Tuhan memang Seniman Sejati. Sosok yang kreativitasnya selalu melampaui rasio. Figur yang punya cara sebanyak pasir di tepi laut untuk menolong umatNya. Menatap Tifatul Sembiring, dengan segenap absurditasnya dan seluruh sepak-terjangnya yang jauh dari rasional,entah bagaimana Ia jadikan cara untuk membuat minder saya hilang atau minimal turun hingga sampai ke titik terendah.
Secara aneh, keanehan Tifatul membuat saya bisa dengan percaya diri berkata,”Meick…Orang lain emang pinter…Tapi kamu akan baik-baik saja…Tenang aja…Di dunia ada kok orang bodohhhh…Kamu benar-benar ga bodoh. Kamu punya kelebihan yang orang lain ngga punya dan orang lain punya kekuatan yang kamu ga punya….”. Saya katakan aneh karena pemikiran ini sebenarnya sudah ada di benak sejak belasan tahun yang lalu tapi entah mengapa kemujaraban maknanya baru bisa saya rasakan setelah ‘mengenal’ Tifatul. Dengan keunikannya yang sangat khas, Tifatul membuat saya bisa dengan rileks dan nyaman berkata pada diri sendiri,”…Nyantai aja,Meick, KALAUPUN kamu bodoh, tenang ajaaaaa….Masih ada kok yang lebih parah dari kamu…..”.

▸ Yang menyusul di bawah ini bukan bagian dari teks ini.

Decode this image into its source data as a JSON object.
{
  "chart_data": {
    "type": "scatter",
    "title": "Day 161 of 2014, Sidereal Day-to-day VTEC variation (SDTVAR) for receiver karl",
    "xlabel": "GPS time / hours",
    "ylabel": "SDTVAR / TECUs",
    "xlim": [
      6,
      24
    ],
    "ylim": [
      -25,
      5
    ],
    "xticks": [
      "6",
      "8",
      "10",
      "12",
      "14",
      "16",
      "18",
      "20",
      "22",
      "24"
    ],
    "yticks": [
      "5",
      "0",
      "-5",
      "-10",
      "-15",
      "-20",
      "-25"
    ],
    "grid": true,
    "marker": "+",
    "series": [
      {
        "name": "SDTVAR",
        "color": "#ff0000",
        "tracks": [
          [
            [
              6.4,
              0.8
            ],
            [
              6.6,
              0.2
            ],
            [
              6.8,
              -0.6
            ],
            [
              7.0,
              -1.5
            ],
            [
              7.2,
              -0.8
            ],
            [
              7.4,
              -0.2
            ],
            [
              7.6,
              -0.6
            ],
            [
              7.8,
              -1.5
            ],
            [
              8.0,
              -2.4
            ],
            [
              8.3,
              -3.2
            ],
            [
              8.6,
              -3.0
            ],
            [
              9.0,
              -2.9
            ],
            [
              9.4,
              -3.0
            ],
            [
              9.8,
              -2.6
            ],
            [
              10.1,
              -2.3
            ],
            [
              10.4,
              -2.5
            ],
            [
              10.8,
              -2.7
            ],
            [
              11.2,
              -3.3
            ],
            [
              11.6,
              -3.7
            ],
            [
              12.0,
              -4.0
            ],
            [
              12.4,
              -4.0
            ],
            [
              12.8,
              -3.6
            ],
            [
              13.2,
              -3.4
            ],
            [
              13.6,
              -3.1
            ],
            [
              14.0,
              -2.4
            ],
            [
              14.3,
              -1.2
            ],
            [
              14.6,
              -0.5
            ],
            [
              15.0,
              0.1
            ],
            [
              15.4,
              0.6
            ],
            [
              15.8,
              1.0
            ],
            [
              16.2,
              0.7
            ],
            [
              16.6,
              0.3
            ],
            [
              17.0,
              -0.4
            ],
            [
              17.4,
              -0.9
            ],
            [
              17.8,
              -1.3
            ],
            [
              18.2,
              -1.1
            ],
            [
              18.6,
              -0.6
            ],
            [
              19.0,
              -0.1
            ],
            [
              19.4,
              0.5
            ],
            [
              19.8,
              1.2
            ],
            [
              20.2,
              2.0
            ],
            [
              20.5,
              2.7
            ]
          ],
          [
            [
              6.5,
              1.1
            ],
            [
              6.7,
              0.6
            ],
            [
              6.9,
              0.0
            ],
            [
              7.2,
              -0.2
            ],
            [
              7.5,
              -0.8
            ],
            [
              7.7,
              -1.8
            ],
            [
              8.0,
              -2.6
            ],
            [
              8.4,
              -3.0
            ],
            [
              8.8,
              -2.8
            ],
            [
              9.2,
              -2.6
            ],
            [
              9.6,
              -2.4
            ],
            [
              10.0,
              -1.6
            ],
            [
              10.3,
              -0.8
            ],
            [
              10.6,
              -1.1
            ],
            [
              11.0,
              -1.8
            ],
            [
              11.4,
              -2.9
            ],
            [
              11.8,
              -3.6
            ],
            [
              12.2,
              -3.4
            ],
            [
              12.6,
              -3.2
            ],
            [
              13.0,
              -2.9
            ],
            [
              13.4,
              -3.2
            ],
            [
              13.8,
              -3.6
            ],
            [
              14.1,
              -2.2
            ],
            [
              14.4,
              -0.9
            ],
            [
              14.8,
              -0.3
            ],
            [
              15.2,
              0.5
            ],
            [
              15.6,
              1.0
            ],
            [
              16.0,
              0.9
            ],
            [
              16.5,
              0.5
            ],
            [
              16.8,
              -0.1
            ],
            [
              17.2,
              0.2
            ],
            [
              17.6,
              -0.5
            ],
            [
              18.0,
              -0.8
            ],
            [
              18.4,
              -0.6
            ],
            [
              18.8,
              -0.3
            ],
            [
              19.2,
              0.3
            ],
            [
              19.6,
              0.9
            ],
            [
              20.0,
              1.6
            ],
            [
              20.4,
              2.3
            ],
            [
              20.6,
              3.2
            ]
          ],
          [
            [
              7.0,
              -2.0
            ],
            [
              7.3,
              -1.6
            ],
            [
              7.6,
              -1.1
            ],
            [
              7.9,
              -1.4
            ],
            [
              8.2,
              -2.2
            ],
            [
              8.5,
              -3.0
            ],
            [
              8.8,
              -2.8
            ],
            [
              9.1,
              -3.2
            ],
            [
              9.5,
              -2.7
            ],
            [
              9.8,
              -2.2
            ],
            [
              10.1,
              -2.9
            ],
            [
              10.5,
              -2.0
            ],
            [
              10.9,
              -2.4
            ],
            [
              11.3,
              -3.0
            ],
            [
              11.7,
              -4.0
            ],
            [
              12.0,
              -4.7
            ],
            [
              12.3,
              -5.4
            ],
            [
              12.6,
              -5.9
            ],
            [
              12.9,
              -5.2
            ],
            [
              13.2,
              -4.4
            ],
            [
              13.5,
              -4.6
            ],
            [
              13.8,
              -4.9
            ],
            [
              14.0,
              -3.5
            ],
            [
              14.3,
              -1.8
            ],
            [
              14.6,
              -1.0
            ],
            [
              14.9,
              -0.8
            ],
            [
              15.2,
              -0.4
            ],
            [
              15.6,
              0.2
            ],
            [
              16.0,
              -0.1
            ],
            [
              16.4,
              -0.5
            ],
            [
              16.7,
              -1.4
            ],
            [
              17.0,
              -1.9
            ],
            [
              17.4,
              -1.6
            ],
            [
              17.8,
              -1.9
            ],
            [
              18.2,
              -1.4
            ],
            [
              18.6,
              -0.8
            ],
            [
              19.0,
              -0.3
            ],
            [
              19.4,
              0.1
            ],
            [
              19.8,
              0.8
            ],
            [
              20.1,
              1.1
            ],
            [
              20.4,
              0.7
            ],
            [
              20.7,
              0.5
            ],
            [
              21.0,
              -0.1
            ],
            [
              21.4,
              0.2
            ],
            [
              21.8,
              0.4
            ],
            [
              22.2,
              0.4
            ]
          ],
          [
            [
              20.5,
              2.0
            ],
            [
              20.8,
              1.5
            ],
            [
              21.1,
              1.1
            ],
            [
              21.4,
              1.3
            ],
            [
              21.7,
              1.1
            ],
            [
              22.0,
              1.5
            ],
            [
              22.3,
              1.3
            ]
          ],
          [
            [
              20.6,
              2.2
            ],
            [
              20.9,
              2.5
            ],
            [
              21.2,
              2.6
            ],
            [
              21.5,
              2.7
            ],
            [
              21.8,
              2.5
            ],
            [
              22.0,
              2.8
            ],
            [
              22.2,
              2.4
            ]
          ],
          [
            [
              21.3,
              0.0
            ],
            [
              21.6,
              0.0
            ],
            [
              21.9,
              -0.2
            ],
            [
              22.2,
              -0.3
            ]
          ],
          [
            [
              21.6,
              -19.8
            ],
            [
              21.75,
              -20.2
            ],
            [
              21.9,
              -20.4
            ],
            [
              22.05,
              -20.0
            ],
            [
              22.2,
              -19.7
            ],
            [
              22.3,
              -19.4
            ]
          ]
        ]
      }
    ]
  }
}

Ah, sebagai Nasrani dan seorang perempuan, tentulah saya akan membuat Tifatul menjadi kafir jika saya berani menyalaminya. Jadi, jika kelak saya punya kesempatan bertemu muka dengannya, saya hanya akan merunduk dan menyampaikan dengan tulus dari lapis terdalam dasar hati,”Terima kasih, Pak”…
NB:Saya berdoa semoga tulisan ini tidak dikenai pasal pencemaran nama baik. Kalo ada kemungkinan kena pasal itu, tolong saya dikasih tahu deh, ntar langsung saya hapus, ha…ha..ha…(*emang sih saya ketawa tapi maksud saya serius kok*).